Archive for June, 2013

Analytical solution to the chance of forming a triangle

June 15, 2013

Let’s consider each side one at a time. Let’s begin with side a. If a is the longest side it means that b+c > a. That means that the two opposite sides together must be longer. If they are not, then a triangle is not formed.  When a = b+c it means that the opposite sides just touch and the 3 line segments overlap to form a single line segment. When a > b+c, the ends cannot touch to form a triangle.

For simplicity we used the interval [0,1]. Thus a can be anything from 0 to 1. For any given a we can draw a plot of the line a = b+c. This line separates the two regions of success and failure. The line intercepts the b-axis at a and the c-axis at a. The failure area is a triangular region that runs from (0, 0) to (a,0) and then to (0, a). When a is a maximum, i.e. 1, then the area is 1/2. The failure volume is a 3-sided pyramid with height = 1 and base = 1/2. Thus the volume of the failure region is 1/3Bh = 1/3(1/2)1 = 1/6.

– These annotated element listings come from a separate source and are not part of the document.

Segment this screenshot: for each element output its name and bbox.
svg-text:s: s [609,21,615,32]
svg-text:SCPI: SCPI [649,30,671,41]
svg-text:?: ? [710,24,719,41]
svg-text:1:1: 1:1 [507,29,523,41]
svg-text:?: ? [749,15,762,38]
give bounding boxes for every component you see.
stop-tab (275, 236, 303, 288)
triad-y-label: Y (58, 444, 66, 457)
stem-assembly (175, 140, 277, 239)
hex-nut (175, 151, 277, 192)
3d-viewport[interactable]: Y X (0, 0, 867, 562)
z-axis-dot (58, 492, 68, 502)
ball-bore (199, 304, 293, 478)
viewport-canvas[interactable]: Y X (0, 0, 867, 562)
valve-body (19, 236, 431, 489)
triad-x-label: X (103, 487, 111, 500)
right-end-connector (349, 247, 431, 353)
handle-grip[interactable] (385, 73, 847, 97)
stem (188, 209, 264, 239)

The volume of the entire solution space = 1, the volume of a cube of side 1. The volume of the failure region for a = 1/6. The same is true of the failure region for b and c.

Thus the volume of the success region = 1 – 3(1/6) = 1/2

The probability of success = V(success)/V(all possibilities) = (1/2)/1 = 1/2

A simple problem to illustrate a random geometry problem

June 14, 2013

Stereology works because the properties of interacting geometrical shapes are known.

Consider the following problem. Pick 3 random numbers from the same interval. Think of these as lengths. Can a triangle be formed from the 3 selected numbers? What is the chance that the 3 lengths selected at random can form a triangle?

Some parts of the problem need to be clarified. An interval begins with zero. It includes all numbers up to a maximum. The interval 0 to 10 fits our needs as does the interval 0 to 1. For simplicity, the interval from 0 to 1 is used. The maximum number of the interval has no effect on the solution. The numbers are chosen at random, but also chosen such that all numbers are chosen with equal probability. This means that no number is more likely to be picked than any other. So small numbers are as likely to be chosen as large numbers.

To form a  triangle, the lengths must be such that the two sides opposite any given side can touch. For example, a triangle cannot be formed from pieced 1, 3, and 5 in length. The 1 and 3 lengths cannot touch each other. They add up to only a length of 4 and the third side has a length of 5.

If the sides of the triangle have lengths a, b, and c, then the following 3 rules must be true.

a+b > c     a+c > b     b+c > a

Those tests must be applied to the 3 randomly selected numbers. If all of the tests are true, then the numbers can form a  triangle.

Before a simple analytical solution is offered, it might occur to people to write a simple program to determine the odds. What is interesting in this effort is that the program never obtains the correct answer, nor will it converge to the correct answer if run long enough. The reason was mentioned above. The random numbers need to be selected with equal probability from the interval. Computer pseudorandom number generators do not do that. They are fairly good, but not good enough. The random number generators available in the C language or the .NET framework or even in Matlab are not uniform enough for the program to eventually converge. Still you get an answer close enough to the correct value to be able to guess what it likely is.

The analytical solution will be posted shortly.